Well … until the government decides to take their money and do something else with it. (Oh, dude … You didn’t think ethanol fuels, GM, Freddie Mae, etc. were good uses of your tax dollars? Oh, man. Sorry about that.)
When a poor man complains about the actions of the government, he’s asked, “why don’t you just leave, if you don’t like it?” When a rich man complains, the same logic should apply.
The government isn’t a foreign oppressor — no matter how much conservative talking heads like to paint it as such. It’s our elected officials doing what they were elected to do. If we don’t like it, we’ll elect different ones, but they’re still our elected representatives. Most of them seem to be honestly trying to do what they think is right — it’s unfortunate that so many are deluded into seeking bad goals, but then, that, too reflects their constituency. A lot of Americans are just as deluded.

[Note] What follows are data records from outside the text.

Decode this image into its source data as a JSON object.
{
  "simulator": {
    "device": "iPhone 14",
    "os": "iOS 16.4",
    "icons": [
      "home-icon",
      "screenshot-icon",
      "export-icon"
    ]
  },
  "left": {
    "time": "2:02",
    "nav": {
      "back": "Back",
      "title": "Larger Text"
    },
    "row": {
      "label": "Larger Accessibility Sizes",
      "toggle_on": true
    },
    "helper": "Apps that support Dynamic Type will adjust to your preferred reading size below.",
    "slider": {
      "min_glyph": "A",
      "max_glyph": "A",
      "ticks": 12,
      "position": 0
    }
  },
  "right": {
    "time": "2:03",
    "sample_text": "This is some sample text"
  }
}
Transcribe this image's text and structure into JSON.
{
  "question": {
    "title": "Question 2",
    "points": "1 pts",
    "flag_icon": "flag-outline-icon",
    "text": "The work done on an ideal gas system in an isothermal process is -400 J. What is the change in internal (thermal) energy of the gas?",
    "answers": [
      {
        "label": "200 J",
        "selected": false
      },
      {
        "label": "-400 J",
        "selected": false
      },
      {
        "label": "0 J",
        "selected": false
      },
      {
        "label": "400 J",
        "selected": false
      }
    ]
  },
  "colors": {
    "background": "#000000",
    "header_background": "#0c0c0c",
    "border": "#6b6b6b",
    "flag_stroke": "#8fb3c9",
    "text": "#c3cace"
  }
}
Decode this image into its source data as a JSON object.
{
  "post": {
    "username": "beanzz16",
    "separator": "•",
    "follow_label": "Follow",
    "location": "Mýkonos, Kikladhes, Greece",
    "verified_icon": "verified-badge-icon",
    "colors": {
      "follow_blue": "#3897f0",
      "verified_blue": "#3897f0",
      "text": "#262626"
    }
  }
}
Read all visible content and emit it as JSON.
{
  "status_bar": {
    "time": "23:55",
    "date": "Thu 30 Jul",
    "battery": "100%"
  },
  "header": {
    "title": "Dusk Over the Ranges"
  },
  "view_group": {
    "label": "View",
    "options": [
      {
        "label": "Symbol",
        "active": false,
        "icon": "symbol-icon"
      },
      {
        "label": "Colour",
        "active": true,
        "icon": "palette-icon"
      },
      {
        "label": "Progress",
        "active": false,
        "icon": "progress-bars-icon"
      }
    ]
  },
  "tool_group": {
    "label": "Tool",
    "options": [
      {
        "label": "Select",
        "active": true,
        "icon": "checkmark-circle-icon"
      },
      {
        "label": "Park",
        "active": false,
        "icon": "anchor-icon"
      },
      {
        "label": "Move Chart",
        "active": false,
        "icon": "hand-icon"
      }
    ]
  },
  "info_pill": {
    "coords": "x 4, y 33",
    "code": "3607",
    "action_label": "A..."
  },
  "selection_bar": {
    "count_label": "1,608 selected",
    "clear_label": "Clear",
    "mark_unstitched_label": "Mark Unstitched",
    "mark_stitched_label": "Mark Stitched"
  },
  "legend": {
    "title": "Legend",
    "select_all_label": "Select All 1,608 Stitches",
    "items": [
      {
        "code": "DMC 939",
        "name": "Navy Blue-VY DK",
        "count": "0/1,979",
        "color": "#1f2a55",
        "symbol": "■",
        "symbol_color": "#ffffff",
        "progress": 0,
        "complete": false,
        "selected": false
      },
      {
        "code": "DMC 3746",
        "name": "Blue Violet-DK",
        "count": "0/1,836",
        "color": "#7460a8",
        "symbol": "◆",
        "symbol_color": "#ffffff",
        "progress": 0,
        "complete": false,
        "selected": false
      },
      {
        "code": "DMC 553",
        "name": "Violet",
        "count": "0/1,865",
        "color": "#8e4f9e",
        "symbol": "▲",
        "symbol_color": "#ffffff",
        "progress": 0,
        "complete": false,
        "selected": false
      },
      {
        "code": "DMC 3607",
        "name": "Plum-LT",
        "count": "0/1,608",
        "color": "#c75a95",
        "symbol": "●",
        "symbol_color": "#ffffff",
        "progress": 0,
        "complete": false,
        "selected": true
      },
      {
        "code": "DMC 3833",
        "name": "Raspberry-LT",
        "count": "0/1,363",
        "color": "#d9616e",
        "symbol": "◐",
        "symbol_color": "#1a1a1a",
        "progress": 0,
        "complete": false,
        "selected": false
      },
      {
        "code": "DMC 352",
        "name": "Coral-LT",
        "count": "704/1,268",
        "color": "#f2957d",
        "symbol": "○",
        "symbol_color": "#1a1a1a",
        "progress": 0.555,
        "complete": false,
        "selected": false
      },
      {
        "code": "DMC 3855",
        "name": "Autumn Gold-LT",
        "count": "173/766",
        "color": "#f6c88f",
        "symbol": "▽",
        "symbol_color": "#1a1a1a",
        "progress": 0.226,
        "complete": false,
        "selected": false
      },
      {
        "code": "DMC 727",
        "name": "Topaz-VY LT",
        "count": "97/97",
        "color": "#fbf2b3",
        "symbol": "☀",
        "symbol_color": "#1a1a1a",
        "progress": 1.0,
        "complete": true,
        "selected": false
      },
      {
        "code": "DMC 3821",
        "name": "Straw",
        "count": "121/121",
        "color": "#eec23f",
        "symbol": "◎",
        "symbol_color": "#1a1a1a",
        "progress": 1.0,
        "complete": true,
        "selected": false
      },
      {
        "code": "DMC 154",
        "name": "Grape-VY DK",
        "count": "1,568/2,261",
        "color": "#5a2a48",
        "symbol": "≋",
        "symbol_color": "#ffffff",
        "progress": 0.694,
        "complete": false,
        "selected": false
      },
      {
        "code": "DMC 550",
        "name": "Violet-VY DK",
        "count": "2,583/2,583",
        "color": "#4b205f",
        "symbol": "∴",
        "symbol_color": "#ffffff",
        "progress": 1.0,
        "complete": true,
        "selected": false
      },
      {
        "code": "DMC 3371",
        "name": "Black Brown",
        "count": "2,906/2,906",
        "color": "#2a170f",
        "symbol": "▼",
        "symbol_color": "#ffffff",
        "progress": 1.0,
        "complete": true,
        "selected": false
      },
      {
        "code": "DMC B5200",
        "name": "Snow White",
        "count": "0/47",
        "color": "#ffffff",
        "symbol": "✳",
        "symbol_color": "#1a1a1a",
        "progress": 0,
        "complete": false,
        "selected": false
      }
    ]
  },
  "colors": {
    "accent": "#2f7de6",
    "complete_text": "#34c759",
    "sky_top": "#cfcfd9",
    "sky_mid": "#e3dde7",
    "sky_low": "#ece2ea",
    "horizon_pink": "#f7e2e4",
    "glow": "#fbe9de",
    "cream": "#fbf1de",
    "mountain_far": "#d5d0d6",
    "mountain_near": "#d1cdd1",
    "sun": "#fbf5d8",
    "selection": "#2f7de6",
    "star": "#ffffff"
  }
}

I’d take a sub-optimal economy and maintained individual liberties over a pristine economy and compromised freedoms. (Although I’m not conceding you can’t have the best of both worlds.)
“Sub-optimal” makes it sound like you’re trading just a little efficiency for that “liberty”. That’s a crock. The “sub-optimal” economy we’re talking about here is further worsened from where we are, and staying there for a decade or two.
That might not be so bad if the “liberty” for which we were trading it were anything meaningful, but it’s not. It just trades “oppression” by a government that’s actually seeking to improve things for everybody for real oppression by big businesses that are only looking out for themselves.